There’s a moment in both versions of “Justice League” where Wonder Woman lassos a bank robber and asks who he is. He replies, “We’re a small group of reactionary terrorists.” That’s the problem right there. “Avengers” would never have a human being speak like that, because that’s not how people talk. That is language copy-pasted from a story treatment. And even if you account for the lasso’s power of truth, it’s not even how people think. No group of terrorists have ever seen themselves as “reactionaries.” This is why Zack Snyder cannot accomplish what Marvel does regularly. Despite all his visual skill, he struggles to see his characters as people. They are walking plot devices, inevitably verbally announcing the completion of their emotional arc during the climax. They never demonstrate insight into their own nature, or surprise you with a choice. Everything they do comes from whether Zack thinks it would look cool. That’s why he’s obsessed with showing you a deconstructed evil Superman that audiences have been rejecting since “Man of Steel.” It’s why he gets off on having Batman kill and drop F bombs. All he knows how to do is pull apart. He can’t build anything up.
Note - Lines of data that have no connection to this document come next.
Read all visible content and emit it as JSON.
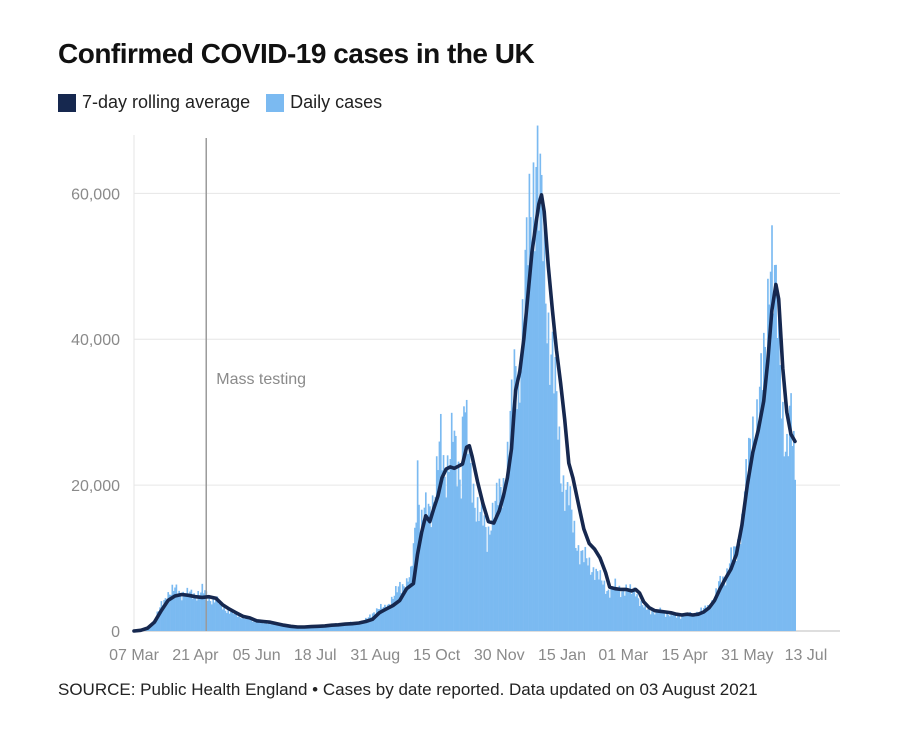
{
  "title": "Confirmed COVID-19 cases in the UK",
  "legend": [
    {
      "label": "7-day rolling average",
      "color": "#16284f"
    },
    {
      "label": "Daily cases",
      "color": "#7bbaf1"
    }
  ],
  "source": "SOURCE: Public Health England • Cases by date reported. Data updated on 03 August 2021",
  "chart_data": {
    "type": "bar",
    "title": "Confirmed COVID-19 cases in the UK",
    "xlabel": "",
    "ylabel": "",
    "ylim": [
      0,
      68000
    ],
    "y_ticks": [
      0,
      20000,
      40000,
      60000
    ],
    "y_tick_labels": [
      "0",
      "20,000",
      "40,000",
      "60,000"
    ],
    "x_range_days": [
      0,
      518
    ],
    "x_ticks": [
      {
        "day": 0,
        "label": "07 Mar"
      },
      {
        "day": 45,
        "label": "21 Apr"
      },
      {
        "day": 90,
        "label": "05 Jun"
      },
      {
        "day": 133,
        "label": "18 Jul"
      },
      {
        "day": 177,
        "label": "31 Aug"
      },
      {
        "day": 222,
        "label": "15 Oct"
      },
      {
        "day": 268,
        "label": "30 Nov"
      },
      {
        "day": 314,
        "label": "15 Jan"
      },
      {
        "day": 359,
        "label": "01 Mar"
      },
      {
        "day": 404,
        "label": "15 Apr"
      },
      {
        "day": 450,
        "label": "31 May"
      },
      {
        "day": 493,
        "label": "13 Jul"
      }
    ],
    "annotation": {
      "day": 53,
      "label": "Mass testing"
    },
    "series": [
      {
        "name": "7-day rolling average",
        "kind": "line",
        "points": [
          [
            0,
            0
          ],
          [
            5,
            100
          ],
          [
            10,
            400
          ],
          [
            15,
            1200
          ],
          [
            20,
            2800
          ],
          [
            25,
            4200
          ],
          [
            30,
            4800
          ],
          [
            35,
            5000
          ],
          [
            40,
            4900
          ],
          [
            45,
            4700
          ],
          [
            50,
            4600
          ],
          [
            55,
            4700
          ],
          [
            60,
            4500
          ],
          [
            65,
            3600
          ],
          [
            70,
            3000
          ],
          [
            75,
            2500
          ],
          [
            80,
            2000
          ],
          [
            85,
            1800
          ],
          [
            90,
            1400
          ],
          [
            95,
            1300
          ],
          [
            100,
            1200
          ],
          [
            105,
            1000
          ],
          [
            110,
            800
          ],
          [
            115,
            650
          ],
          [
            120,
            550
          ],
          [
            125,
            550
          ],
          [
            130,
            600
          ],
          [
            135,
            650
          ],
          [
            140,
            700
          ],
          [
            145,
            800
          ],
          [
            150,
            850
          ],
          [
            155,
            950
          ],
          [
            160,
            1000
          ],
          [
            165,
            1100
          ],
          [
            170,
            1300
          ],
          [
            175,
            1600
          ],
          [
            180,
            2500
          ],
          [
            185,
            3000
          ],
          [
            190,
            3500
          ],
          [
            195,
            4200
          ],
          [
            200,
            5800
          ],
          [
            205,
            6500
          ],
          [
            208,
            10500
          ],
          [
            211,
            13500
          ],
          [
            214,
            15800
          ],
          [
            217,
            15000
          ],
          [
            220,
            16800
          ],
          [
            223,
            18500
          ],
          [
            226,
            21000
          ],
          [
            229,
            22200
          ],
          [
            232,
            22500
          ],
          [
            235,
            22300
          ],
          [
            238,
            22600
          ],
          [
            241,
            22900
          ],
          [
            244,
            25200
          ],
          [
            246,
            25400
          ],
          [
            248,
            24000
          ],
          [
            252,
            20500
          ],
          [
            256,
            17500
          ],
          [
            260,
            15000
          ],
          [
            264,
            14800
          ],
          [
            268,
            16500
          ],
          [
            271,
            18500
          ],
          [
            274,
            21000
          ],
          [
            277,
            25000
          ],
          [
            280,
            33000
          ],
          [
            283,
            35500
          ],
          [
            286,
            40000
          ],
          [
            289,
            46000
          ],
          [
            292,
            52000
          ],
          [
            295,
            56000
          ],
          [
            297,
            58500
          ],
          [
            299,
            59800
          ],
          [
            301,
            57500
          ],
          [
            304,
            50000
          ],
          [
            307,
            44000
          ],
          [
            310,
            38500
          ],
          [
            313,
            34000
          ],
          [
            316,
            29000
          ],
          [
            319,
            23000
          ],
          [
            322,
            21000
          ],
          [
            326,
            17500
          ],
          [
            330,
            14000
          ],
          [
            334,
            12000
          ],
          [
            338,
            11200
          ],
          [
            342,
            10000
          ],
          [
            346,
            8000
          ],
          [
            349,
            6000
          ],
          [
            353,
            5800
          ],
          [
            357,
            5700
          ],
          [
            361,
            5700
          ],
          [
            365,
            5500
          ],
          [
            368,
            5700
          ],
          [
            371,
            5200
          ],
          [
            374,
            4000
          ],
          [
            378,
            3200
          ],
          [
            382,
            2800
          ],
          [
            386,
            2700
          ],
          [
            390,
            2600
          ],
          [
            394,
            2500
          ],
          [
            398,
            2300
          ],
          [
            402,
            2200
          ],
          [
            406,
            2300
          ],
          [
            410,
            2200
          ],
          [
            414,
            2300
          ],
          [
            418,
            2600
          ],
          [
            422,
            3200
          ],
          [
            426,
            4200
          ],
          [
            430,
            5800
          ],
          [
            434,
            7200
          ],
          [
            438,
            8500
          ],
          [
            442,
            10500
          ],
          [
            446,
            14500
          ],
          [
            450,
            20000
          ],
          [
            454,
            24500
          ],
          [
            458,
            27500
          ],
          [
            462,
            31500
          ],
          [
            465,
            37000
          ],
          [
            468,
            44000
          ],
          [
            471,
            47500
          ],
          [
            473,
            45500
          ],
          [
            476,
            36000
          ],
          [
            479,
            30000
          ],
          [
            482,
            27000
          ],
          [
            485,
            26000
          ]
        ]
      },
      {
        "name": "Daily cases",
        "kind": "bars",
        "points": [
          [
            0,
            50
          ],
          [
            5,
            150
          ],
          [
            10,
            500
          ],
          [
            15,
            1500
          ],
          [
            20,
            3500
          ],
          [
            25,
            5200
          ],
          [
            30,
            5600
          ],
          [
            35,
            5200
          ],
          [
            40,
            5000
          ],
          [
            45,
            5000
          ],
          [
            50,
            5500
          ],
          [
            55,
            4500
          ],
          [
            60,
            4200
          ],
          [
            65,
            3400
          ],
          [
            70,
            2600
          ],
          [
            75,
            2300
          ],
          [
            80,
            1900
          ],
          [
            85,
            1600
          ],
          [
            90,
            1300
          ],
          [
            95,
            1100
          ],
          [
            100,
            1100
          ],
          [
            105,
            900
          ],
          [
            110,
            700
          ],
          [
            115,
            650
          ],
          [
            120,
            600
          ],
          [
            125,
            600
          ],
          [
            130,
            650
          ],
          [
            135,
            700
          ],
          [
            140,
            750
          ],
          [
            145,
            850
          ],
          [
            150,
            950
          ],
          [
            155,
            1000
          ],
          [
            160,
            1100
          ],
          [
            165,
            1200
          ],
          [
            170,
            1500
          ],
          [
            175,
            2500
          ],
          [
            180,
            3000
          ],
          [
            185,
            3500
          ],
          [
            190,
            4300
          ],
          [
            195,
            6500
          ],
          [
            200,
            6300
          ],
          [
            203,
            7500
          ],
          [
            206,
            14000
          ],
          [
            208,
            23000
          ],
          [
            210,
            13500
          ],
          [
            213,
            16000
          ],
          [
            216,
            17000
          ],
          [
            219,
            18000
          ],
          [
            222,
            20500
          ],
          [
            225,
            26000
          ],
          [
            228,
            22000
          ],
          [
            231,
            23500
          ],
          [
            234,
            26500
          ],
          [
            237,
            22500
          ],
          [
            240,
            22000
          ],
          [
            242,
            33500
          ],
          [
            244,
            27000
          ],
          [
            247,
            21000
          ],
          [
            250,
            18500
          ],
          [
            253,
            16500
          ],
          [
            256,
            15000
          ],
          [
            259,
            12500
          ],
          [
            262,
            16000
          ],
          [
            265,
            17000
          ],
          [
            268,
            18500
          ],
          [
            271,
            20000
          ],
          [
            274,
            24000
          ],
          [
            277,
            30000
          ],
          [
            280,
            36000
          ],
          [
            282,
            34000
          ],
          [
            285,
            42000
          ],
          [
            288,
            50000
          ],
          [
            290,
            55000
          ],
          [
            292,
            61000
          ],
          [
            294,
            62000
          ],
          [
            295,
            68000
          ],
          [
            297,
            60000
          ],
          [
            299,
            56000
          ],
          [
            301,
            50000
          ],
          [
            304,
            42000
          ],
          [
            307,
            38000
          ],
          [
            310,
            30000
          ],
          [
            313,
            22000
          ],
          [
            316,
            20000
          ],
          [
            319,
            18500
          ],
          [
            322,
            14000
          ],
          [
            326,
            11500
          ],
          [
            330,
            10000
          ],
          [
            334,
            9000
          ],
          [
            338,
            8500
          ],
          [
            342,
            7000
          ],
          [
            346,
            6000
          ],
          [
            349,
            5500
          ],
          [
            353,
            6000
          ],
          [
            357,
            5600
          ],
          [
            361,
            5800
          ],
          [
            365,
            5200
          ],
          [
            368,
            5800
          ],
          [
            371,
            4000
          ],
          [
            374,
            3200
          ],
          [
            378,
            2900
          ],
          [
            382,
            2600
          ],
          [
            386,
            2700
          ],
          [
            390,
            2400
          ],
          [
            394,
            2200
          ],
          [
            398,
            2000
          ],
          [
            402,
            2100
          ],
          [
            406,
            2200
          ],
          [
            410,
            2300
          ],
          [
            414,
            2600
          ],
          [
            418,
            2900
          ],
          [
            422,
            3600
          ],
          [
            426,
            4400
          ],
          [
            430,
            6800
          ],
          [
            434,
            7500
          ],
          [
            438,
            9800
          ],
          [
            442,
            11000
          ],
          [
            446,
            15000
          ],
          [
            450,
            22000
          ],
          [
            454,
            28000
          ],
          [
            458,
            30000
          ],
          [
            462,
            36000
          ],
          [
            464,
            40000
          ],
          [
            466,
            52000
          ],
          [
            467,
            55000
          ],
          [
            469,
            48000
          ],
          [
            471,
            44000
          ],
          [
            473,
            40000
          ],
          [
            476,
            30000
          ],
          [
            479,
            25000
          ],
          [
            482,
            29000
          ],
          [
            485,
            21500
          ]
        ]
      }
    ]
  }
}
While the theatrical version of “Justice League” is probably the inferior film overall, it contained small moments of depth that Snyder unwisely tossed. The best one was a scene where Bruce Wayne admits Superman is more human than he is, despite being an alien. For just a second, Batman was a character,  thinking about himself, the world around him, and his role in it. And then it was over, and back we went to hunt for more Mother Boxes.

-AA

PS: Joss Whedon is trash. I tried to mention him as little as possible.